Last month Andrew Griffith, the MP for Arundel & South Downs, called it a “mutant algorithm cooked up in the wet market of Whitehall”. This week Harriett Baldwin, MP for West Worcestershire, said the government was “concreting down rather than levelling up”.

Boris Johnson said the government was giving young people the chance of home ownership “for the first time in a generation” and that the construction would avoid “desecrating our beautiful countryside”.

Analysis by The Times found that seats in the traditional Tory shires faced a huge rise in development. The Cotswolds constituency would have an extra 739 homes a year. Arundel & South Downs would receive 4,510 homes over ten years — the equivalent of a small town.
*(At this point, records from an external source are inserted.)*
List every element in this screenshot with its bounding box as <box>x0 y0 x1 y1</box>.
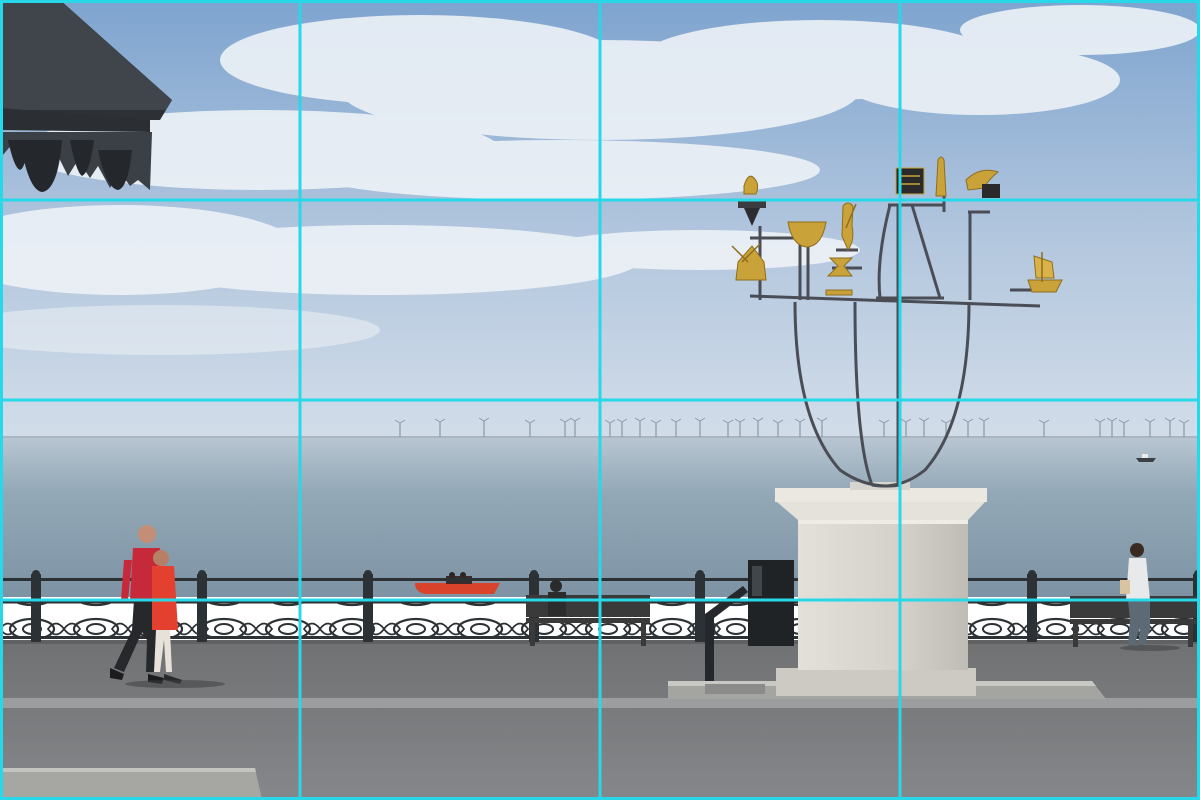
railing-post <box>695 574 705 642</box>
photo-canvas <box>0 0 1200 800</box>
photo-scene <box>0 0 1200 800</box>
railing-post-cap <box>198 570 206 578</box>
railing-post <box>31 574 41 642</box>
railing-post <box>197 574 207 642</box>
railing-post-cap <box>1028 570 1036 578</box>
railing-post-cap <box>32 570 40 578</box>
railing-post-cap <box>696 570 704 578</box>
railing-post <box>363 574 373 642</box>
railing-post-cap <box>364 570 372 578</box>
railing-post-cap <box>530 570 538 578</box>
railing-post <box>1027 574 1037 642</box>
litter-bin <box>748 560 794 646</box>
London would be hit hardest, with a fivefold rise in Sir Keir Starmer’s seat of Holborn & St Pancras.

Outside the capital housebuilding in urban areas would go into reverse, with a reduction of 260 homes a year in Manchester Central.

John Fuller, chairman of the District Councils’ Network, said that councillors were “enraged” by the targets. “We’ve got to have a formula — but, please God, not this one,” he said.

The Ministry of Housing, Communities and Local Government said that ministers would “reflect on the feedback received” from a public consultation, which closed yesterday.

A spokesperson said: “Local housing need proposals provide a guide for councils on how many homes may be needed in their area. Councils will still need to consider local circumstances to decide how many homes should be delivered.”